Dzięki budowaniu struktur otwartych na świeckich liderów i księży z krajów misyjnych oraz opiece nad ubogimi, starszymi i uchodźcami wiele europejskich parafii na nowo odnalazło swoją misję. Powstały silne więzy, które pomogły lokalnym wspólnotom znowu ożyć, zaintrygować i przyciągać ludzi.

Coraz częściej mówi się, że misyjne proporcje się odwróciły. Liczba duchownych z Afryki i z innych kontynentów misyjnych, którzy przyjeżdżają do Europy, jest większa niż liczba misjonarzy wysyłanych w świat ze Starego Kontynentu.

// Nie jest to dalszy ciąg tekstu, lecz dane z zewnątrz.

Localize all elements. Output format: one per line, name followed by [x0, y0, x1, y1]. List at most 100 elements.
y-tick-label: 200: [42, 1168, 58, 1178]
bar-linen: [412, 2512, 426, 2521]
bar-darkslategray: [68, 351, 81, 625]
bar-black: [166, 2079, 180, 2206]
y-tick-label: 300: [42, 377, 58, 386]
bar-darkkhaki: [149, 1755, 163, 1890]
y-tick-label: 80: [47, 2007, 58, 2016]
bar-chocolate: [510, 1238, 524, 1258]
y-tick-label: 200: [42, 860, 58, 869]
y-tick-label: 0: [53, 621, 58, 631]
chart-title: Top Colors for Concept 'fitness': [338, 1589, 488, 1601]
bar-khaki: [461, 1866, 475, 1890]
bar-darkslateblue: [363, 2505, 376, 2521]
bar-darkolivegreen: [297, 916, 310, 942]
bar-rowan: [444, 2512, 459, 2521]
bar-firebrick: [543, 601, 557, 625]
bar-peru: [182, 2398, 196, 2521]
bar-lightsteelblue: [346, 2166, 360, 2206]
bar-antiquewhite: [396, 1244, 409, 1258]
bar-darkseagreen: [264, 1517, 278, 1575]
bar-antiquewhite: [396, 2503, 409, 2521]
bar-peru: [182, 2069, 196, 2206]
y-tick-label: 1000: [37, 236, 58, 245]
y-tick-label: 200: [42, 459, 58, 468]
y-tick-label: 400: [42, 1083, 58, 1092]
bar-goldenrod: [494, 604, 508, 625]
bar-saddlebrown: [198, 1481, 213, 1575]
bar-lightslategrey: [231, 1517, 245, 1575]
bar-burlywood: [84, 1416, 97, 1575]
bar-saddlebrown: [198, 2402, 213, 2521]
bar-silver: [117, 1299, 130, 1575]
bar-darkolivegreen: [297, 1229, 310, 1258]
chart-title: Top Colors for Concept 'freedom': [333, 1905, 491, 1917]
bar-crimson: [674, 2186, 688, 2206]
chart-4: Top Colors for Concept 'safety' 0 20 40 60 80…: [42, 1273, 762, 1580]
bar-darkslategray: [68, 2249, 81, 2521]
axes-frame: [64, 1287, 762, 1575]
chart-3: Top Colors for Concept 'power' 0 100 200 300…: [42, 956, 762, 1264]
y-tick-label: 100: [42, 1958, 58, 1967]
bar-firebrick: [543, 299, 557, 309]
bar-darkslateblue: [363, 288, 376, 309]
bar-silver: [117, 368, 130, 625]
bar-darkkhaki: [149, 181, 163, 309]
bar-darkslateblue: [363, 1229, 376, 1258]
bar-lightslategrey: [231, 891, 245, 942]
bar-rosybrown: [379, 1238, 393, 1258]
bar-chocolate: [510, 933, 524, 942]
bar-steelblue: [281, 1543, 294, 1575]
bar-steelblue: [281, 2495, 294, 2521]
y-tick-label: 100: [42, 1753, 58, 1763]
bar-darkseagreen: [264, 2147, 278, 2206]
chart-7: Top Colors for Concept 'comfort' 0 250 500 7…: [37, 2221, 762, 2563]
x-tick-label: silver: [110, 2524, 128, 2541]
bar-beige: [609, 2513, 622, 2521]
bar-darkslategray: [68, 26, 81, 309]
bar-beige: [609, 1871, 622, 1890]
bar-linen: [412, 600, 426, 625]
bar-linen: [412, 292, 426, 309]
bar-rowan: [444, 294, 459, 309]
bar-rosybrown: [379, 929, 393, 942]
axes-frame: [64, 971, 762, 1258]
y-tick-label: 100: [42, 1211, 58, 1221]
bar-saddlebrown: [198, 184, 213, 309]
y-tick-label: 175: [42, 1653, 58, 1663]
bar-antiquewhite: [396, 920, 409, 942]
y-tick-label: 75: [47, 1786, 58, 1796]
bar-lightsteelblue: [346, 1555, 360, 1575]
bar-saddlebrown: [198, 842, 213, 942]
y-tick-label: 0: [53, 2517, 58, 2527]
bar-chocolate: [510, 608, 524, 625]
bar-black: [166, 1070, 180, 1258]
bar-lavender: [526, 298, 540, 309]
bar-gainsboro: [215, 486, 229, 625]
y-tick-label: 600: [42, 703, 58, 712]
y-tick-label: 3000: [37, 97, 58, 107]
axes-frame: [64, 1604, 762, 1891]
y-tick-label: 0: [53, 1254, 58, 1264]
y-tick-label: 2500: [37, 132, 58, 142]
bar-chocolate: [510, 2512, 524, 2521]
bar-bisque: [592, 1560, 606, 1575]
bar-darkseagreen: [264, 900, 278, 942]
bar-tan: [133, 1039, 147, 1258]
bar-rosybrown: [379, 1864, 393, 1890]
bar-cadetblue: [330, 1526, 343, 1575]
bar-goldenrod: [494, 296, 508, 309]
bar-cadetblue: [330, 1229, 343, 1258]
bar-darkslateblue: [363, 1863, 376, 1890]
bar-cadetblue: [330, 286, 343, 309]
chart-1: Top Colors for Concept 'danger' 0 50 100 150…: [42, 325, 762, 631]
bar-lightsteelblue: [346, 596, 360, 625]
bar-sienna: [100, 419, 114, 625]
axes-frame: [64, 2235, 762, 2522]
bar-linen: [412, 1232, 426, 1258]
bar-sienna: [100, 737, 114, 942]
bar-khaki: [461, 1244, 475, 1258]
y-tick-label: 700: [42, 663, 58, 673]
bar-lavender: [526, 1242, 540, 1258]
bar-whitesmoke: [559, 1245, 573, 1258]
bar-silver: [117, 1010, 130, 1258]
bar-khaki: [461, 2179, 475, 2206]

Papież Franciszek w Strasburgu, w Parlamencie Europejskim, w 2014 r. postawił trudną dla Europy diagnozę: „Z wielu stron odnosi się ogólne wrażenie zmęczenia i starzenia się Europy – babci, już bezpłodnej i nietętniącej życiem”. Wydaje się jednak, że jest coraz więcej miejsc na naszym kontynencie, parafii, w których odradza się życie, oparte na Ewangelii. A narracja, jak to źle jest w Kościele na Zachodzie, że kościoły są puste lub sprzedawane na domy kultury, czy dyskoteki, to spore uproszczenie. Wiele wspólnot czerpie wzorce z Ewangelii i misji ad gentes. Bo tam Kościół bardziej się udaje.

Wiara na Wyspach

Na jednej z ulic deszczowego Londynu ustawia się kolejka ludzi. Nie czekają na gwiazdy filmu czy muzyki, które pojawiają się tu bardzo często. Z torbami w rękach czekają na posiłki z jadłodajni działającej przy katolickiej parafii. Są różnych narodowości. Przyjechali tu z Afryki, Indii, z Pakistanu, z Ukrainy, a także z Polski. Ich plan na życie nie wypalił. Mieli wieść wspaniałe życie i zrobić łatwą i szybką karierę. Różne czynniki spowodowały, że znaleźli się w tym miejscu. Jednym się nie poszczęściło, drudzy zostali oszukani. Znaleźli pomoc w jednej z londyńskich parafii. Jej misyjność jest dosłowna. Konkretna. Księża, ale i zaangażowani świeccy, dwoją się i troją, aby nieść pomoc tym, którzy się zagubili. We wspólnocie pracuje jeden duszpasterz z Nigerii. Przyjechał tu, bo wiedział, że Europa również staje się dzisiaj terenem misyjnym i potrzebuje nowej energii. Czasem talerz ciepłej zupy i kromka chleba wystarczą, żeby pokazać, że Kościół troszczy się o ludzi. Takie inicjatywy, choć może nie są wyjątkowo liczne, to jednak pokazują, że ludzie coraz częściej traktują serio swoją wiarę. Wiedzą, że do wiarygodności potrzeba ewangelicznego zaangażowania. To najlepsza metoda ewangelizacji. Pytam, skąd czerpią na to siły. Odpowiadają: „stamtąd” i wskazują na kaplicę adoracji. W środku jest ciemno, ale ludzi nie brakuje.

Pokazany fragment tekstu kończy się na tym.